Il 18 febbraio, a Montefiascone (VT) un cane è stato legato a un’auto e trascinato fino a causarne la morte. I Carabinieri sono intervenuti su richiesta di una donna allarmata, fermando
poco dopo un pastore alla guida di un’auto a cui era ancora legato il cane oramai esanime.
I Carabinieri hanno immediatamente attivato il Servizio veterinario ASL che giunto sul luogo, non ha potuto che constatarne il decesso. Il pastore è stato quindi condotto in caserma e denunciato dai Carabinieri per uccisione di animali.
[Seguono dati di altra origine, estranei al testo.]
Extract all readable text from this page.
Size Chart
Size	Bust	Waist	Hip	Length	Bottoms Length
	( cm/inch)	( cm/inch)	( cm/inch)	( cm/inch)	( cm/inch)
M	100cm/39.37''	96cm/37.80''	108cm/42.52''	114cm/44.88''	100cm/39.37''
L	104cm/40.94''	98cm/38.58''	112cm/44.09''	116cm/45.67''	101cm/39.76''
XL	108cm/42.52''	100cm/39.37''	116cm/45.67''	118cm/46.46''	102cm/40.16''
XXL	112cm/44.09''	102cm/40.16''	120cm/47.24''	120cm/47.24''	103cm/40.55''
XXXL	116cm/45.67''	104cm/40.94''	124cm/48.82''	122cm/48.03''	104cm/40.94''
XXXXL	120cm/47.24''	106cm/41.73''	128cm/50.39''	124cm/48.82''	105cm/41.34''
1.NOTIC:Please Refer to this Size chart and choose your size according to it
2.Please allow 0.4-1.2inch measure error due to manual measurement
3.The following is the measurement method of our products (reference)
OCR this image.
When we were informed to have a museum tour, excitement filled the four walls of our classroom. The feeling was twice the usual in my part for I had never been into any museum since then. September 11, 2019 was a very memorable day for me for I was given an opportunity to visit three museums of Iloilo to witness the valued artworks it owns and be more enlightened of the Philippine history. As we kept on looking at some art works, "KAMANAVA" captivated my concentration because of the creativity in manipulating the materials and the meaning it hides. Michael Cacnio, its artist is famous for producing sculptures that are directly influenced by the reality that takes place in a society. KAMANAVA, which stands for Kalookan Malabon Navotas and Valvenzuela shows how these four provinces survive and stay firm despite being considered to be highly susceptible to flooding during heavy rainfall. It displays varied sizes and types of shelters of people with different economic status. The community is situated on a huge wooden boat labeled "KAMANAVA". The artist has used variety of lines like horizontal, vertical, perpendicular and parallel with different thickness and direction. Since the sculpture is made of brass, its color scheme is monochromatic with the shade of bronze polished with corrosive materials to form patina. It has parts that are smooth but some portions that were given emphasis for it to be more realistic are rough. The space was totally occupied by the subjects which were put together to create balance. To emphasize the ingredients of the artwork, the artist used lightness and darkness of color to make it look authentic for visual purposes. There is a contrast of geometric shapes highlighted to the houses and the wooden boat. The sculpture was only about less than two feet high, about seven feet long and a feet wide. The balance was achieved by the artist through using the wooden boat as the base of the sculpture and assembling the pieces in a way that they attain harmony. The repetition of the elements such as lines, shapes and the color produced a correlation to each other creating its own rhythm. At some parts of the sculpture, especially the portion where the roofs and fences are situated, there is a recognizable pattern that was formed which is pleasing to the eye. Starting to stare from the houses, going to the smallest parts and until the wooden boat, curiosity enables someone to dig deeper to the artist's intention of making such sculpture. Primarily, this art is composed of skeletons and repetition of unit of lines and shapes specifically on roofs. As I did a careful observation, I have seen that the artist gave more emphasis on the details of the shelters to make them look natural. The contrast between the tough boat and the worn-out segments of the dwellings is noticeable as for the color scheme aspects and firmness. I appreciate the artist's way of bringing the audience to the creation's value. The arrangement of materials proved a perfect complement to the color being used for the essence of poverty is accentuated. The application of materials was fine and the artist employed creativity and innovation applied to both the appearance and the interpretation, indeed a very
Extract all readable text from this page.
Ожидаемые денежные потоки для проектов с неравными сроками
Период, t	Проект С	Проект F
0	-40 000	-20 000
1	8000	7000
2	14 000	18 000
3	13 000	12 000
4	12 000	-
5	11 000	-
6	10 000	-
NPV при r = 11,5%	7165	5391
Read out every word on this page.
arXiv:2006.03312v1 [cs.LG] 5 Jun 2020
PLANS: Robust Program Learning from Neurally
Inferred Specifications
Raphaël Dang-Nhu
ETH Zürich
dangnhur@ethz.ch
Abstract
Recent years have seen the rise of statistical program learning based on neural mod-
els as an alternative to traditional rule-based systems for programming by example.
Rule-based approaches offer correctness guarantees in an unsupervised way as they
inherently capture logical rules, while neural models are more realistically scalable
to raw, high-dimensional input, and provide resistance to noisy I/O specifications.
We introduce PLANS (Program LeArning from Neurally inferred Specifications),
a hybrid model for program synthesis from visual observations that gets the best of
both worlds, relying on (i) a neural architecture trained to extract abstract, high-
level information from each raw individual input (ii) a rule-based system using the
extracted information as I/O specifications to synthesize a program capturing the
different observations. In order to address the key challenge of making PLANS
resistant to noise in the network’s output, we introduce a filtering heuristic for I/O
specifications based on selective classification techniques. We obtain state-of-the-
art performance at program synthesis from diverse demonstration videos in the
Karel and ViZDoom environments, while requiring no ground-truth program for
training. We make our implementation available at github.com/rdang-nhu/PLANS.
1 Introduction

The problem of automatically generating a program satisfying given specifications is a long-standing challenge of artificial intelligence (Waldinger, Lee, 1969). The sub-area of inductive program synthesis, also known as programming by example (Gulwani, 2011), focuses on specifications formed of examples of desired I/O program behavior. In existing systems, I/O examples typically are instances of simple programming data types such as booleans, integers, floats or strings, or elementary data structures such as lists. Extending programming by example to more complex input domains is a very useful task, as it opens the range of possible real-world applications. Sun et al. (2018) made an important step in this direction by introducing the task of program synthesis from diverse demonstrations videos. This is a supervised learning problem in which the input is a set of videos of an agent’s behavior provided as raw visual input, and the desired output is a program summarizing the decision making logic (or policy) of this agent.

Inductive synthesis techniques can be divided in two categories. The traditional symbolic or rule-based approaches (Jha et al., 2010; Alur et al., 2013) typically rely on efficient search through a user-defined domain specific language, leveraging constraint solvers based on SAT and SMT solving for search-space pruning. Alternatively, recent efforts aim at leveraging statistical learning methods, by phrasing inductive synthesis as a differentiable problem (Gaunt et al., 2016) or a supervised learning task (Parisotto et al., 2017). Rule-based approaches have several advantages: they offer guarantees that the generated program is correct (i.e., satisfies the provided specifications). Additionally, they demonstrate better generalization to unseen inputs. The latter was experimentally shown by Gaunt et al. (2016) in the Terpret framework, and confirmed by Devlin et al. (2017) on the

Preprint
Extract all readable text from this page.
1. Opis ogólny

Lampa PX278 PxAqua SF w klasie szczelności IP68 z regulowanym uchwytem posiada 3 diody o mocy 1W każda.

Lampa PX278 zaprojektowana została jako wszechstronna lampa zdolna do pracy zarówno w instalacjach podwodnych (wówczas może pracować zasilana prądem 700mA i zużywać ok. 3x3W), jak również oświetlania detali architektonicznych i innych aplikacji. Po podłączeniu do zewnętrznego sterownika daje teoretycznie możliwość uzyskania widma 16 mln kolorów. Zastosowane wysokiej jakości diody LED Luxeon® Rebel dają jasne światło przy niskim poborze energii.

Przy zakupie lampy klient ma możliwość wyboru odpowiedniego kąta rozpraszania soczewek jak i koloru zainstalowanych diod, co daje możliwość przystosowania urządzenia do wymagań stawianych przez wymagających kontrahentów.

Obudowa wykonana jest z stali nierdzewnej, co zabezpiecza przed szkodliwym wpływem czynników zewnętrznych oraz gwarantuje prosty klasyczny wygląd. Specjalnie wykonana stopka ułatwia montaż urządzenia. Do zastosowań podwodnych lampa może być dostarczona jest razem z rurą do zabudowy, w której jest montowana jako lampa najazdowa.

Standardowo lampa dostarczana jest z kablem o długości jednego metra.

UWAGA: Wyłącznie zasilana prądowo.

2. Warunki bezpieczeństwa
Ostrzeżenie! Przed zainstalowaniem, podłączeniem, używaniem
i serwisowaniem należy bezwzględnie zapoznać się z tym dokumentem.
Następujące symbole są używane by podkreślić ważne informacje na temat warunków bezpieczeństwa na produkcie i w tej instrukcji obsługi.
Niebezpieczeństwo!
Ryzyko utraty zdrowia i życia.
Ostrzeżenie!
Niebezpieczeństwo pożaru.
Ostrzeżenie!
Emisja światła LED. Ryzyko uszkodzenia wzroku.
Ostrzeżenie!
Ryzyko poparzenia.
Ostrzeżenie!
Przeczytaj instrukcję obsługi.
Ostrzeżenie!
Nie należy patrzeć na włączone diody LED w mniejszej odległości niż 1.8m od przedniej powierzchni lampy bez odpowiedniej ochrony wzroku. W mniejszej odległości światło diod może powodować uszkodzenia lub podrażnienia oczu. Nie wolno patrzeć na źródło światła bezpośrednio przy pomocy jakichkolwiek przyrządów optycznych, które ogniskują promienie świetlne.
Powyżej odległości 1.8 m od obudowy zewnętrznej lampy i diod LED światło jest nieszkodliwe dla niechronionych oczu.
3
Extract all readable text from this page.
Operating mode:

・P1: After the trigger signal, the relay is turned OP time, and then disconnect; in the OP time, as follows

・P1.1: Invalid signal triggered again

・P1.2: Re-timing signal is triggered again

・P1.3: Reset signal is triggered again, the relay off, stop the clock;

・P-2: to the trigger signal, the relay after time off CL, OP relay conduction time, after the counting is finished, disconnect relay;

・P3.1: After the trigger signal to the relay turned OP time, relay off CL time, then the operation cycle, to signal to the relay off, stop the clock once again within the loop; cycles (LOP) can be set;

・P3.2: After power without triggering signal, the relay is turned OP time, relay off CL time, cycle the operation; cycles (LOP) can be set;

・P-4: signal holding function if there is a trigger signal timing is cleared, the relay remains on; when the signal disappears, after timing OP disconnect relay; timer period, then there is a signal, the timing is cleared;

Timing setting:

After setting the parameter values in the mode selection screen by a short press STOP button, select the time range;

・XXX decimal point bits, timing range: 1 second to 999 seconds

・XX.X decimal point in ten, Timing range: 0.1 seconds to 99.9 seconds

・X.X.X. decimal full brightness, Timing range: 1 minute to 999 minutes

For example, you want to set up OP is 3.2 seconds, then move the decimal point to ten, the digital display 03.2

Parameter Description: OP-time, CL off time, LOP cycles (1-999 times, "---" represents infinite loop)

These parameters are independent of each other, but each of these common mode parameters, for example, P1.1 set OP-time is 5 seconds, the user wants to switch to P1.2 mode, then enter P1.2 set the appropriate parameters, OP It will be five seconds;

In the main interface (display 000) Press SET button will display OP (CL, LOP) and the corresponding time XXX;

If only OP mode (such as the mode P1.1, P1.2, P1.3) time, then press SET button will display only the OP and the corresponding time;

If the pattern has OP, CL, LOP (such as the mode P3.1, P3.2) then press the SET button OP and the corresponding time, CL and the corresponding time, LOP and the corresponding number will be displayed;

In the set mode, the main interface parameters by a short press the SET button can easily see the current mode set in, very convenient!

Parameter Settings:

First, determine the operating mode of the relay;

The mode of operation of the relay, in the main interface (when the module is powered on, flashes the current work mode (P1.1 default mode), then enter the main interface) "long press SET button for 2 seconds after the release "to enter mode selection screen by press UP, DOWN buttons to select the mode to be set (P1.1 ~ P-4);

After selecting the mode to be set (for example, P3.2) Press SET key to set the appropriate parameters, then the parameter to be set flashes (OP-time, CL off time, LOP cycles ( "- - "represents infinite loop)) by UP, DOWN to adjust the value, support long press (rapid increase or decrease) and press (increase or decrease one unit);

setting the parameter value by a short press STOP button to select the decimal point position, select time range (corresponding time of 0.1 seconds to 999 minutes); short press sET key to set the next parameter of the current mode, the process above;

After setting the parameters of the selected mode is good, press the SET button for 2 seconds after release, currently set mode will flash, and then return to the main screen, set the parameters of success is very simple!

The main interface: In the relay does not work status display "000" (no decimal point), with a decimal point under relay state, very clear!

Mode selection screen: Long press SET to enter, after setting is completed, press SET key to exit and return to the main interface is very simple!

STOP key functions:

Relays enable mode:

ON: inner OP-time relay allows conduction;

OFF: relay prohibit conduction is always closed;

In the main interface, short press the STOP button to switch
“A seguito dei fatti, che abbiamo subito condannato pubblicamente con l’intervento della nostra
sede locale di Viterbo, abbiamo deciso di nominare un avvocato per poter seguire direttamente la
vicenda legale e assicurare giustizia a questo povero animale– dichiara Ilaria Innocenti
Responsabile LAV area animali familiari, che aggiunge –ciò è stato possibile anche grazie alla
generosità una nostra sostenitrice che, appresa la notizia, ha deciso di contribuire alla battaglia
legale con una donazione”.
Ogni giorno in Italia moltissimi animali sono vittime della violenza dell’uomo. Secondo
l’ultimo rapporto dell’Osservatorio Zoomafia LAV (2020) nel corso del 2019 sono stati aperti 7.111
fascicoli per reati in danno degli animali, con 4758 indagati. Nello stesso anno nel Lazio – regione
teatro di questo terribile episodio – sono stati rispettivamente 950 i procedimenti e 430 gli indagati,
quasi il 10% del totale nazionale.
Maltrattare e uccidere animali è un reato. LAV chiede una modifica della legge 189/2004 (“Disposizioni concernenti il divieto di maltrattamento degli animali, nonché di impiego degli stessi in combattimenti clandestini o competizioni non autorizzate”) per inasprire le pene verso chi commetti reati contro gli animali e renderle più efficaci.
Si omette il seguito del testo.